“Get off the cross, you drama queen.” He tosses me a look over his shoulder as he heads over to his desk.
“No thanks. I quite like it up here.”
“Of course you do,” he says, putting the pages in his desk.
“Have I ever told you that you remind me of a slinky?” I give him a sweet-as-pie smile when he turns back around to face me. “I’d smile so hard if you fell down the stairs.”
“And you remind me of a pizza cutter,” he says in an amused voice as he grabs his hoodie off his bed. “All edge and no fucking point.”
“Guilty.” I grin at him. “Say hi to Myles for me.”
He glances over his shoulder as he heads for the door. “Don’t do anything stupid.”
“No promises.”
He pauses and gives me a pointed look. “How about don’t do anything stupid that I’m going to have to waste my time fixing.”
“No promises,” I repeat. “But I’ll give it the old college try.”
His look makes it clear he knows I’ll do nothing of the sort, but he doesn’t say anything as he leaves our room.
I spin back around so I’m facing my computer and start shutting it down.
According to the report from campus FD and the files I got from their system, the fire was caused by faulty wiring, and the door locked itself when the alarm went off because of a glitch in the fire suppression system caused by a flawed update that was recently pushed through.
Just to be sure that it really was all a coincidence, I pulled the security cam footage from the room, and there’s nothing suspicious in it that I can see.
The video shows smoke coming out of the outlet and one of the guys at the poker table shouting about a fire when he notices it. Everyone jumps up and runs to the door, except Shane, who sort of freezes for a minute or so like he’s sleepwalking. When he snaps out of it, he stumbles away from the table but trips on the leg of an overturned chair and falls to the floor, hitting his head on the side of the table as he does.
The smoke in the room gets too thick to see any more, but there’s no sign of anyone in the hall when the door closes after the alarm goes off.

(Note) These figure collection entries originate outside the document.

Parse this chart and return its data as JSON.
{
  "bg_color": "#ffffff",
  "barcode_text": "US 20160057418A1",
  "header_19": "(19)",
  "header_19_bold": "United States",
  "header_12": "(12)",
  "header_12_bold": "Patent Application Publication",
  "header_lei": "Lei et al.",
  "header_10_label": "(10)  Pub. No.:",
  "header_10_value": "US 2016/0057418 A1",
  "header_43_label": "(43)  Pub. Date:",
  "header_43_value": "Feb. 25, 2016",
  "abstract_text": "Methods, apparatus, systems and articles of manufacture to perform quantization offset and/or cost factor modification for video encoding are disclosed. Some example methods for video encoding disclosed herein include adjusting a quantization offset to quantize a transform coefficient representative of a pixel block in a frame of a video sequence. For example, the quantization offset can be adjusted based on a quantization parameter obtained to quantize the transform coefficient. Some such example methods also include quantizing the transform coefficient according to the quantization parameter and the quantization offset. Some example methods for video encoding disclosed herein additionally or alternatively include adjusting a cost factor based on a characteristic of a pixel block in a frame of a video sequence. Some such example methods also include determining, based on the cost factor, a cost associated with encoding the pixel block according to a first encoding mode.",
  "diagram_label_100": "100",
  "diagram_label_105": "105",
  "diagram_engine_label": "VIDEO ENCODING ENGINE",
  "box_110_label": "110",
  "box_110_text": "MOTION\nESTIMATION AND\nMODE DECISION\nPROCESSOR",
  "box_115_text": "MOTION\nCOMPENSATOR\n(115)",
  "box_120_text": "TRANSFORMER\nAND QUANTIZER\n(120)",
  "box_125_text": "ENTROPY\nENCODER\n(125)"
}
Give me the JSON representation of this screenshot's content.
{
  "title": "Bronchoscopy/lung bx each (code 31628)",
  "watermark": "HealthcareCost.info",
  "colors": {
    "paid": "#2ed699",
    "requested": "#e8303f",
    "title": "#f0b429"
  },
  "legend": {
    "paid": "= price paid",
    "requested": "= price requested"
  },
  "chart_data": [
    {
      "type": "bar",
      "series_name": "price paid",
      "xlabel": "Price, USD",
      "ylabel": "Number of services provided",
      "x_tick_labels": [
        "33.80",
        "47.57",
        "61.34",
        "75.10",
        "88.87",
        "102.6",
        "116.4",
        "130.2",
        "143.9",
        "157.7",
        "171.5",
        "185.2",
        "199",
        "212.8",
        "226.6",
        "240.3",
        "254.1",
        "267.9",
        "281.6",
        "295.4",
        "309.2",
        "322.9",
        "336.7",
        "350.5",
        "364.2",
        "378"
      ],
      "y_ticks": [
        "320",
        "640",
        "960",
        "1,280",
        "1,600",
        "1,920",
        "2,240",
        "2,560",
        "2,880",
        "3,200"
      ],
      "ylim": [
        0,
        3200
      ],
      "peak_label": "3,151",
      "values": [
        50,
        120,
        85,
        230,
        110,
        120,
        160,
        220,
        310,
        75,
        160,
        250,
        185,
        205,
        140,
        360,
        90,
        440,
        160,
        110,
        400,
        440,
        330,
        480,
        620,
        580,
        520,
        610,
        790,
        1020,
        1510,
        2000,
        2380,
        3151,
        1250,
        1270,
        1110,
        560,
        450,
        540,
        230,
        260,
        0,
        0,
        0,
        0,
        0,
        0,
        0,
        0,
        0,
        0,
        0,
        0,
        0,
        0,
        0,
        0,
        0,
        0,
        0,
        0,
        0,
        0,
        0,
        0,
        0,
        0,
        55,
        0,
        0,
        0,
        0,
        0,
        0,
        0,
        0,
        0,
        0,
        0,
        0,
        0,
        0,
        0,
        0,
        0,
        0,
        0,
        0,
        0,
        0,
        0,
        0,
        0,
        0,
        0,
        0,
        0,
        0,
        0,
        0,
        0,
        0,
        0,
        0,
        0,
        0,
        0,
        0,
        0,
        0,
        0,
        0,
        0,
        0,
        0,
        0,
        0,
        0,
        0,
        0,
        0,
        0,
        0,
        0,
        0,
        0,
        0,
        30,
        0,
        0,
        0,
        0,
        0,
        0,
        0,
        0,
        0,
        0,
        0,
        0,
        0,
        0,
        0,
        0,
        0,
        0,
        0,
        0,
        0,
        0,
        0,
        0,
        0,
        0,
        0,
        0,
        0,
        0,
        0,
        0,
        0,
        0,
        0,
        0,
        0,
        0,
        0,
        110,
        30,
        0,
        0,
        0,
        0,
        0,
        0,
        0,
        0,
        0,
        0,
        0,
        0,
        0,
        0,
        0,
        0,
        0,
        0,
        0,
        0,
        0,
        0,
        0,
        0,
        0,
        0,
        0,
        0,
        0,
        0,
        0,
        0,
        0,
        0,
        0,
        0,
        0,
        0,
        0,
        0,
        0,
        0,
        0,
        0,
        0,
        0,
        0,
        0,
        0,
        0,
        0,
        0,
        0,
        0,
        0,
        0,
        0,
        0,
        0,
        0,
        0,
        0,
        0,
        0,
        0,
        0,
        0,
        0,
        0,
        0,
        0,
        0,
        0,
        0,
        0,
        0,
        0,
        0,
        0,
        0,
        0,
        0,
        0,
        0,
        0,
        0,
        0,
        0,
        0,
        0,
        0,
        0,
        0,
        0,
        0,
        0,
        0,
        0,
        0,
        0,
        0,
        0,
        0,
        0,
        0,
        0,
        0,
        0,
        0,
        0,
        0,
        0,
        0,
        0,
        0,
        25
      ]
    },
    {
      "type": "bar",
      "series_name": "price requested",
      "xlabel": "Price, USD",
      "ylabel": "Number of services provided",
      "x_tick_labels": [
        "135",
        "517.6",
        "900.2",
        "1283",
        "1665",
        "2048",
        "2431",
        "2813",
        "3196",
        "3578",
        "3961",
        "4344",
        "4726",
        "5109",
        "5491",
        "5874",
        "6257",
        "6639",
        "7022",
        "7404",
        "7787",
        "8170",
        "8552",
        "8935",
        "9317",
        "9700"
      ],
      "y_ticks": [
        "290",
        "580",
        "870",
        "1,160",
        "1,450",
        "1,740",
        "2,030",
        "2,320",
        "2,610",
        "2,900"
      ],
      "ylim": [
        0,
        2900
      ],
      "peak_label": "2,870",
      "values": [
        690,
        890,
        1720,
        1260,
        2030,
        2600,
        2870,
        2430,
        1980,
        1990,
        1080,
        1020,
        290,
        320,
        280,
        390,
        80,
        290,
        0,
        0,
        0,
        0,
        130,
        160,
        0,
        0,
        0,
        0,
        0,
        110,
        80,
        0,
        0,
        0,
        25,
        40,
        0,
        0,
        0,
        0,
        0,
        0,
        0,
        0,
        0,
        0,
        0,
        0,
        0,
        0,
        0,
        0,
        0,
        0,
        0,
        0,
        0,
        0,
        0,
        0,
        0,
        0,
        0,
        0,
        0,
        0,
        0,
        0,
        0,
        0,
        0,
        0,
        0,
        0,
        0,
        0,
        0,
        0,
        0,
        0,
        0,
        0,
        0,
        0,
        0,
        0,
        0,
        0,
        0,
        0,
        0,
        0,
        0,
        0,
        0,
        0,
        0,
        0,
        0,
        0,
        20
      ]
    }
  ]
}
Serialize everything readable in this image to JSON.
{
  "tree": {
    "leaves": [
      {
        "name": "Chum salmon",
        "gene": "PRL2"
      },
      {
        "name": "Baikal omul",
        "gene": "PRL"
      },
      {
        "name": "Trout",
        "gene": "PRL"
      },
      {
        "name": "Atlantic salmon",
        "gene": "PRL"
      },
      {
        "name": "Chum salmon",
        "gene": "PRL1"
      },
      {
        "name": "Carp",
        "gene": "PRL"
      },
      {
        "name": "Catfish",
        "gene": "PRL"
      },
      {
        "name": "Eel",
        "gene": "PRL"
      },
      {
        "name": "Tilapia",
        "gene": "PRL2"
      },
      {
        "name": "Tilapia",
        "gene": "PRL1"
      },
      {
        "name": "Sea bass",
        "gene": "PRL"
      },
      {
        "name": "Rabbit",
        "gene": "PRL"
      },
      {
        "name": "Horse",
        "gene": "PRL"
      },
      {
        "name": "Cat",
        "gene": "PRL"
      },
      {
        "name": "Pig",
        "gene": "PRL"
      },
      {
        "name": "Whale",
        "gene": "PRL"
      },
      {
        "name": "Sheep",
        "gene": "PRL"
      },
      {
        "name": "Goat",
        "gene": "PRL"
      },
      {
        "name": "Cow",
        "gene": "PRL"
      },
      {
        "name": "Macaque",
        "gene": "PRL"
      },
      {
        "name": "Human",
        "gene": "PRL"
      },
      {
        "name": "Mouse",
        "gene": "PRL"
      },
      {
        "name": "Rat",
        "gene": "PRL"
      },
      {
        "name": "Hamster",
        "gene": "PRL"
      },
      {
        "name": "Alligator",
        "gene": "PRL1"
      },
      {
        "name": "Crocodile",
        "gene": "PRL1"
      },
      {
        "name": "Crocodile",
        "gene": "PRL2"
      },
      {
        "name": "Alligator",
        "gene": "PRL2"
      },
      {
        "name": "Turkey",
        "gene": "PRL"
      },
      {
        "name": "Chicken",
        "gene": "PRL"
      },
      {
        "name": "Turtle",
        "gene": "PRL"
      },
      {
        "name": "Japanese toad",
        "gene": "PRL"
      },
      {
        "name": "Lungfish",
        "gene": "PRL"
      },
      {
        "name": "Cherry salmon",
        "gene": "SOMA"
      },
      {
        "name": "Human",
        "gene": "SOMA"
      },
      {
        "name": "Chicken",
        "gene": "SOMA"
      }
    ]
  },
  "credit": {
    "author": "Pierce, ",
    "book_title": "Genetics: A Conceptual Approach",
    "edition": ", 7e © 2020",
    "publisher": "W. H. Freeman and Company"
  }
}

There’s also no evidence that anyone hacked into the system or had any sort of control over the door.
I even had Myles go over my findings to make sure I didn’t miss anything, and he came to the same conclusions that I did.
Which means we have a mole, but no Firestarter in our midst, and Shane really was just in the wrong place at the wrong time.
The other thing that was making my brain itchy is how the fire was contained to such a small area of the wall when it should have spread much faster and further, but that question was answered when I found memos and accounting records showing that both the interior and exterior of the house were painted with fire-resistant paint four years ago after a small kitchen fire nearly destroyed the entire mess hall, and that the paint jobs are touched up every summer as an extra precaution.
At least that means that Shane’s not in danger, and we don’t have to worry about burning to death in this firetrap of a house, but we’re still no closer to figuring out who the mole is.
I’ve also spent the past week going over the files on the hard drive we stole, and just like the one Myles found, it’s full of incredibly damning photos and videos of members going back almost 10 years. It’s also crammed with sensitive information about several influential members of the alumni, their businesses, and non-members of their immediate families.
Our family isn’t in there, but there are pics of Xave and Killian that they definitely wouldn’t want getting out. There are also some of Shane that could do some real damage to him and his family’s reputation, and I found a few of his brother, even though he was only at Silvercrest for a semester before the fire.
There’s also a shit ton about other guys in the frat and their families, but I don’t really care about any of that beyond it giving me a better understanding of the situation and more plot points to connect.
The only good news is that, from what I can tell, the drive is the only copy of the files, so unless whoever’s been passing the info on kept their own copies, no one else will ever see them, and the secrets within them will disappear with it.
That doesn’t really help us now that we’re living with a traitor, but a win is a win.
My computer finally finishes shutting down, and I push my chair back.
I need to get out of my room for a while. I’ve been cooped up for too long, and the restless energy crackling under my skin is only going to get worse the longer I stay here.
My phone pings with a text, and I pull it out of my hoodie pocket to check my notifications.
Shane: is this jace’s phone?
More texts come in before I can answer him.